On Hobbits and vested rights

The Hobbit pub in Southampton has been attracting a lot of attention recently. Which is why someone chose to call it after the Tolkein character in the first place ... and that is the point of this posting. But before I get to the point I need to wander around a bit.

The pub has borne the name for 20 years, and the film company that now asserts its trade mark rights has owned them for rather less time. There must be a strong argument for the pub having an established use which would defeat a claim for trade mark infringement. The film company has reportedly offered it a licence at the princely rate of $100 per annum, which I reckon falls into the "offer you can't refuse" category, because the alternative would be to be tied up in expensive litigation for years - though it's backed up with something more than menaces: I would not like to rely on prior use if I had such a shaky right to use the sign in the first place. 20 years ago, even with character merchandising in a much less developed state, the Tolkein estate would surely have had a pretty strong claim that passing off was taking place.

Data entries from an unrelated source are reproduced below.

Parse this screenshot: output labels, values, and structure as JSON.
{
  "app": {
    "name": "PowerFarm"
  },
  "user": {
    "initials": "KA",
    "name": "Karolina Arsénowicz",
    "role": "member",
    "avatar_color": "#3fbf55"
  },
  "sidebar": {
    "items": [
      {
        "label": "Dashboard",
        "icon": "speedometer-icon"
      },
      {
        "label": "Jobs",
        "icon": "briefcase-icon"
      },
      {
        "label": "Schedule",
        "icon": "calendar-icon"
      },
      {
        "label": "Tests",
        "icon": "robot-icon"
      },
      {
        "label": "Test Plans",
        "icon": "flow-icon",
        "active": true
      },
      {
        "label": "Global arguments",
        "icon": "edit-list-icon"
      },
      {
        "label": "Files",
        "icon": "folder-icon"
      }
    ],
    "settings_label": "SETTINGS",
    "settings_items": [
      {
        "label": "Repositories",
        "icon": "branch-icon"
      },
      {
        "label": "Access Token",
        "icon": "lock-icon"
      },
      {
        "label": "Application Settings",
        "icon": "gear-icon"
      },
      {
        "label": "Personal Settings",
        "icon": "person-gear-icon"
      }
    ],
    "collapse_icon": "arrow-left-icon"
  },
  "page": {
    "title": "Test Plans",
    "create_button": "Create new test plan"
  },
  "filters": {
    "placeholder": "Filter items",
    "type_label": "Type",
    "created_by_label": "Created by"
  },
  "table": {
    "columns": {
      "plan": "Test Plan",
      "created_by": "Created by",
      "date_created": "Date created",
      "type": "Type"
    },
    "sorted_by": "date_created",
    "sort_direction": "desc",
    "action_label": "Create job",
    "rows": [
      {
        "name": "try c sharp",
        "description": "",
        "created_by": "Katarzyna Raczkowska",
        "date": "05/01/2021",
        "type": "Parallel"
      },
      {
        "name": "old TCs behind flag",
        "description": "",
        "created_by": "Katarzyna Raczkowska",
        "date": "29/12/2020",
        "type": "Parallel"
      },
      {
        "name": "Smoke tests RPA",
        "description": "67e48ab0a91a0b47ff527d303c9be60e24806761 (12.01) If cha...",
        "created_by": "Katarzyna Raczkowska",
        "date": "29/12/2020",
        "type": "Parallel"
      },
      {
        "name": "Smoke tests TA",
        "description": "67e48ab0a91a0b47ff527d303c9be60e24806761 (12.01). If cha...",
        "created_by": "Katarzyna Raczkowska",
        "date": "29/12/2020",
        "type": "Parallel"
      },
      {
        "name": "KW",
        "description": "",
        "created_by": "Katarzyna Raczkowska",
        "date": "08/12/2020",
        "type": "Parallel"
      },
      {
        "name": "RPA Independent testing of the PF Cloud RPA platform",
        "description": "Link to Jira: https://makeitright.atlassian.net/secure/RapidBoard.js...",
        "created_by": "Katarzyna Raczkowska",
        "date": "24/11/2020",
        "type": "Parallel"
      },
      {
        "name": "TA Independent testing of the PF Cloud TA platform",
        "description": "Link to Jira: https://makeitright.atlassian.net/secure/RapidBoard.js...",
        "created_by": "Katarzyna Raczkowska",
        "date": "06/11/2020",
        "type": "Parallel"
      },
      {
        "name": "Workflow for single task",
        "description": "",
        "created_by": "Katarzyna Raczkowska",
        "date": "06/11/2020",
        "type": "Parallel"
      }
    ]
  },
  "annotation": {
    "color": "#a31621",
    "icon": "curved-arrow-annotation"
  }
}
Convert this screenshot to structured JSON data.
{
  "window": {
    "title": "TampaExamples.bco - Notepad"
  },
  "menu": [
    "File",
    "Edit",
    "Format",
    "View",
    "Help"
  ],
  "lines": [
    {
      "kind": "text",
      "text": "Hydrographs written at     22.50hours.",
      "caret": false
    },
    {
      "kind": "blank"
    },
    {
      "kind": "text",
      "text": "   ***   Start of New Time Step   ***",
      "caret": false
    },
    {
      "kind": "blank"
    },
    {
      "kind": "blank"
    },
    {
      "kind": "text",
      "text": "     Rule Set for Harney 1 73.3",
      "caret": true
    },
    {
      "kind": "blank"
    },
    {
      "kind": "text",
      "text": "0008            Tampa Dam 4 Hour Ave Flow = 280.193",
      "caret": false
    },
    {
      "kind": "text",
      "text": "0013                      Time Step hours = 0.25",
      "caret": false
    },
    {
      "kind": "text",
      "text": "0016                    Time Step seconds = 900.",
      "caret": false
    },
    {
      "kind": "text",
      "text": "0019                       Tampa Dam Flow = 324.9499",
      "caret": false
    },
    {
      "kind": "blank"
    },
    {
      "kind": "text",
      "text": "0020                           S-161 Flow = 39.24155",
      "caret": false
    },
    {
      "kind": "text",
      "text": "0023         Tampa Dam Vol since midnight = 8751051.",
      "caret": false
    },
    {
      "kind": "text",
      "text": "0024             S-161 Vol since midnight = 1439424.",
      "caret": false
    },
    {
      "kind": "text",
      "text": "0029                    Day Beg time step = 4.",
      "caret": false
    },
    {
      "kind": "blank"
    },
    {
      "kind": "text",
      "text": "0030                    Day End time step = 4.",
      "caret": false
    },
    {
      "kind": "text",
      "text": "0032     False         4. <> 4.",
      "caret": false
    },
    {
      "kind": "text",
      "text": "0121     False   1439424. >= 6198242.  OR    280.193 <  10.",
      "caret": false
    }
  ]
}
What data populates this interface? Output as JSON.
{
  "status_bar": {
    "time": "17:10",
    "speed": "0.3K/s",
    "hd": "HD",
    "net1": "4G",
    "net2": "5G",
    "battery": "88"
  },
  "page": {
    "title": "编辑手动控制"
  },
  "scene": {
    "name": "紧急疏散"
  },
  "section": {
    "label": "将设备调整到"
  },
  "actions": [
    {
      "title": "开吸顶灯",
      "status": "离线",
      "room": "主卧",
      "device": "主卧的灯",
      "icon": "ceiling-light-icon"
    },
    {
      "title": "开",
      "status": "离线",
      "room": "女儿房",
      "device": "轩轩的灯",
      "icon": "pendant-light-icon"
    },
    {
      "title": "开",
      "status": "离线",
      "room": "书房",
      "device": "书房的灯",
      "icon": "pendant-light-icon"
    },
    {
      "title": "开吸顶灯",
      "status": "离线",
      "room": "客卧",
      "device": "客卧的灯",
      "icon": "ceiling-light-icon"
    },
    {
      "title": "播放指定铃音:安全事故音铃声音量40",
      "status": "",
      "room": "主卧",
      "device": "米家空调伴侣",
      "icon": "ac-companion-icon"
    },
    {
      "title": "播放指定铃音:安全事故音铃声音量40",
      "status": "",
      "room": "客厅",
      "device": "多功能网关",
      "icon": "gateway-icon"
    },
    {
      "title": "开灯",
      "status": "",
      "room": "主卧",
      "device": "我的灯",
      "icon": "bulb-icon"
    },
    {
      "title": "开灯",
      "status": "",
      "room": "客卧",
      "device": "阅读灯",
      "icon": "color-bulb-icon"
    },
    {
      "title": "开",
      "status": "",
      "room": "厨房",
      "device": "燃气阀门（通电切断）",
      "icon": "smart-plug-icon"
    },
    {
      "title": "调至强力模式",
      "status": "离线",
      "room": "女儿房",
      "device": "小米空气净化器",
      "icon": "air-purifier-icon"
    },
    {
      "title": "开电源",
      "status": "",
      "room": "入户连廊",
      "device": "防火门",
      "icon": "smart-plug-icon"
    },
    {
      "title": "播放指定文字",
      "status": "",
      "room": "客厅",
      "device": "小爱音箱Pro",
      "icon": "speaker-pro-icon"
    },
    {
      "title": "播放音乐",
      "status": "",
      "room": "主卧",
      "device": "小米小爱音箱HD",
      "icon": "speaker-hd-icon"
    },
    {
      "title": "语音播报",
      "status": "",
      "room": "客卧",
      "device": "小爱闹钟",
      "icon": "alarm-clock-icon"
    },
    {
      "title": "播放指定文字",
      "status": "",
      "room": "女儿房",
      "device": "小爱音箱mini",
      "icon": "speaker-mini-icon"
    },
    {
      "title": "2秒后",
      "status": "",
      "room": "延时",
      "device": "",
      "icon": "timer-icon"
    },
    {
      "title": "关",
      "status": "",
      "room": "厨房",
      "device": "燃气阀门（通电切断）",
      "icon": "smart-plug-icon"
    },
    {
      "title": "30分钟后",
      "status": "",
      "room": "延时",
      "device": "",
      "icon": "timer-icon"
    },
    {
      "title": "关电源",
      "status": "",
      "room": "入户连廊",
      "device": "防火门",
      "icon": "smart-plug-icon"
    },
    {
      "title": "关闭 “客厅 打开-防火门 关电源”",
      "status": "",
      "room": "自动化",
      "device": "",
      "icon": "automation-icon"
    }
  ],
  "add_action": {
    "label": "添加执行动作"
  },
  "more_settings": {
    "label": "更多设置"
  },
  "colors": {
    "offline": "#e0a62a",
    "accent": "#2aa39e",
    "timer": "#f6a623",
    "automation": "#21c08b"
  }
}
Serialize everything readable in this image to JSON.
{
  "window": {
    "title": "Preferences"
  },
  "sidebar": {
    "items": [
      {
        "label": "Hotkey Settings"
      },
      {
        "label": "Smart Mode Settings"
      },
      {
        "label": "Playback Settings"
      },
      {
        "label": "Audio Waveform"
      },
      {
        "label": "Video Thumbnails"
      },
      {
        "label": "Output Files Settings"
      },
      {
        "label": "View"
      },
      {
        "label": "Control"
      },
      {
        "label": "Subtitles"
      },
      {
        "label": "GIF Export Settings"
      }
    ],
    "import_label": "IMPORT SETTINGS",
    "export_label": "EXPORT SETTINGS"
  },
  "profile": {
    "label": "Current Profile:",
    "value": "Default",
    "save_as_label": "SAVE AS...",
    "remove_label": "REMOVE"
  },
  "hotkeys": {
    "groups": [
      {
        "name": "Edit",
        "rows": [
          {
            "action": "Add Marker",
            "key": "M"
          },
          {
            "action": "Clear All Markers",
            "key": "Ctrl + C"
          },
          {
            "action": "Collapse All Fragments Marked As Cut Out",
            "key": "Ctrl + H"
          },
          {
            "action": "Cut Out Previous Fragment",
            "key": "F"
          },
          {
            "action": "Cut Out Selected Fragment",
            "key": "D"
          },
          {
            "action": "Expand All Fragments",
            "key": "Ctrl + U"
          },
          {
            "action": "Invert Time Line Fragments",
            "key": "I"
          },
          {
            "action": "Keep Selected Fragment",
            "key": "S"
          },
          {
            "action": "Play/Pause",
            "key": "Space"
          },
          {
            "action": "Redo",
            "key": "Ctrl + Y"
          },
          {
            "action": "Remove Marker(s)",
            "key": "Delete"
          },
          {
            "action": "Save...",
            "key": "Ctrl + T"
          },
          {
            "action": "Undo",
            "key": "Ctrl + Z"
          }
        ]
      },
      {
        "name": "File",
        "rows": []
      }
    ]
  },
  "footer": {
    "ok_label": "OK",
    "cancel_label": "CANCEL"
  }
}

And that brings me to the point. That superb resource,, reports the landlady of the pub (who, in one of those peculiarities of English language, is in fact the tenant, and who being 41 can have had little if anything to do with the naming of the establishment) protesting that "[i]t was never our intention to steal or profit from work written or created by someone else and we do not feel we have." Well, leaving aside the fact that the word "steal" is completely out of place there, consider the second part of this statement. It was never their intention to profit from the Hobbit? Then what did they think was going to happen? The thought process that led to the naming of the pub (which, incidentally, should not be confused with the Hobbit Hotel in Sowerby Bridge) must surely have included the idea that the name would bring in custom that might not be brought in were it to adopt a name like the Royal Oak or the King's Head (the pub apparently took over premises occupied by a hotel which closed in 1989, but history does not seem to record what it was called). That, however innocent the motive might have been, amounts to an intention to profit from the association, to take an admittedly short free ride on the reputation and, dare I say, goodwill, generated by JRR Tolkein in (inter alia) that character.

Oh, and let's think about the last few words of her statement. They might not think they have profited from Tolkein's work - but it's no defence to a trade mark infringement to argue that it didn't work. If in fact the pub has not profited from the association, that will only sound in damages.

Whether or not the film company is the evil bully it is cast as is another matter. Until the terms of the licence are publicly known it is impossible to say, but a royalty of $100 a year suggests, refreshingly, that it isn't.